Brazil, on the other hand, has said civil society must play a fundamental role in pushing negotiators to be more ambitious.

This conference desperately needs a helping hand. Last week, the secretary-general of the United Nations, António Guterres, acknowledged that it was now inevitable that the world will miss the target of limiting global heating to 1.5C above preindustrial levels because national plans to cut emissions have fallen far short of what was needed. He urged delegates to “change course” to prevent the Amazon rainforest from becoming a savannah.

The need for a radical shift is all too evident along the route of the voyage. Indigenous villagers told the Guardian they suffered the worst drought of their lives last year, which devastated their food gardens, dried up rivers and left them stranded.

The political winds are not favourable. Under Donald Trump the world’s richest nation, the United States, has once again abandoned the Paris agreement. Europe is divided. And the world’s biggest emitter, China, has underwhelmed with its targets.

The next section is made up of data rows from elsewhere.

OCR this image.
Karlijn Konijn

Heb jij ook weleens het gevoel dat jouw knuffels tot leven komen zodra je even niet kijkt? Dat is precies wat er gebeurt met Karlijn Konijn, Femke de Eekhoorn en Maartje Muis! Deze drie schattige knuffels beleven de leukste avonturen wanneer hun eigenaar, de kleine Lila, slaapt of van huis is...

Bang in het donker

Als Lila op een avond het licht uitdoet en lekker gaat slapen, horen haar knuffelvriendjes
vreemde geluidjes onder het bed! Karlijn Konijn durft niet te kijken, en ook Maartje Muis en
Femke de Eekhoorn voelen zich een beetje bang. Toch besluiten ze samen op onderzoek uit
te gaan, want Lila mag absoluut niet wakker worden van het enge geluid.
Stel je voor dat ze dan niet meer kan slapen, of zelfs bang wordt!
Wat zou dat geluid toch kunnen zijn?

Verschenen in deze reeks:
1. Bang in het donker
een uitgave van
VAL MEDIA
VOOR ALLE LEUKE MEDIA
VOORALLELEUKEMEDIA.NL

A shortage of accommodation and highly inflated prices for the rooms have led many official delegations to bring fewer people or not come at all, but many nongovernmental groups are finding alternatives by travelling on boats that can then double as lodgings when they arrive in Belém.

With music, workshops and campaigns along the route, they are coming from all points of the compass.

From the west is the Yaku Mama flotilla (Water Mother), an Indigenous-led journey of more than 3,000km through Amazon rivers to Cop30. Conceived as a “journey that seeks to reverse the path of conquest and transform it into a path of connection, unity, and resistance”, the flotilla launched in mid-October from the banks of the Napo River in Coca, Ecuador on boats festooned with a banner declaring “End Fossil Fuels – Climate Justice Now”.

From the south will come The Answer Caravan from Mato Grosso – the heart of Brazil’s soy and corn production. Led by the venerable Indigenous leader Rãoni Metuktire and Goldman prize winner Alessandra Korap Munduruku, its primary focus will be to shine a light on destructive monocrops like soya and plans for ever more destructive transport projects, such as the planned Ferrogrão railway. After a nine-day road and river journey, it is scheduled to arrive in Belém in time for the main civil society demonstration on 15 November.

From the north, the Flotilla 4 Change is making a near zero-carbon voyage across the Atlantic dedicated to earth defenders. The first of its sailing ships should arrive in Belém on 6 November. Three more vessels will follow over the following days, carrying a total of 50 people.

Then there is the Laraçu Scientific River Caravan, which is a collaboration between 10 academic institutions in France and Brazil. And, of course, Greenpeace’s venerable Rainbow Warrior, which will open its hatches to the Belém public at the weekend.

The efforts to move the dial on climate action have come in many other forms. Youth activists, science institutions and climate campaigners have planned demonstrations, released studies and attempted to show politicians that the overwhelming number of people in the world want their governments to do more.

There are multiple risks in this region. As well as the pirates that operate on the river, there are the continual threats faced by some land and environmental defenders.

“I cannot share social media posts about this journey because there are people who might send assassins to kill me if they knew my location,” said one activist, whose name has been withheld for his safety.

The crammed sleeping deck on the ship on which the Guardian is travelling has not, so far, detracted from the sense of togetherness engendered by a shared voyage. “I would like the Cop to be more like this,” said Indigenous leader Juma Xipaia, a threatened Indigenous defender who is the subject of a documentary funded by Leonardo Di Caprio. “It is a meeting of voices. Here, we are really speaking and listening to each other and that is making us stronger … I wish we could feel the same about the Cop.”

  • The flotilla was arranged by the Amazon news organisation Sumaúma and the Brazilian NGO Health and Happiness.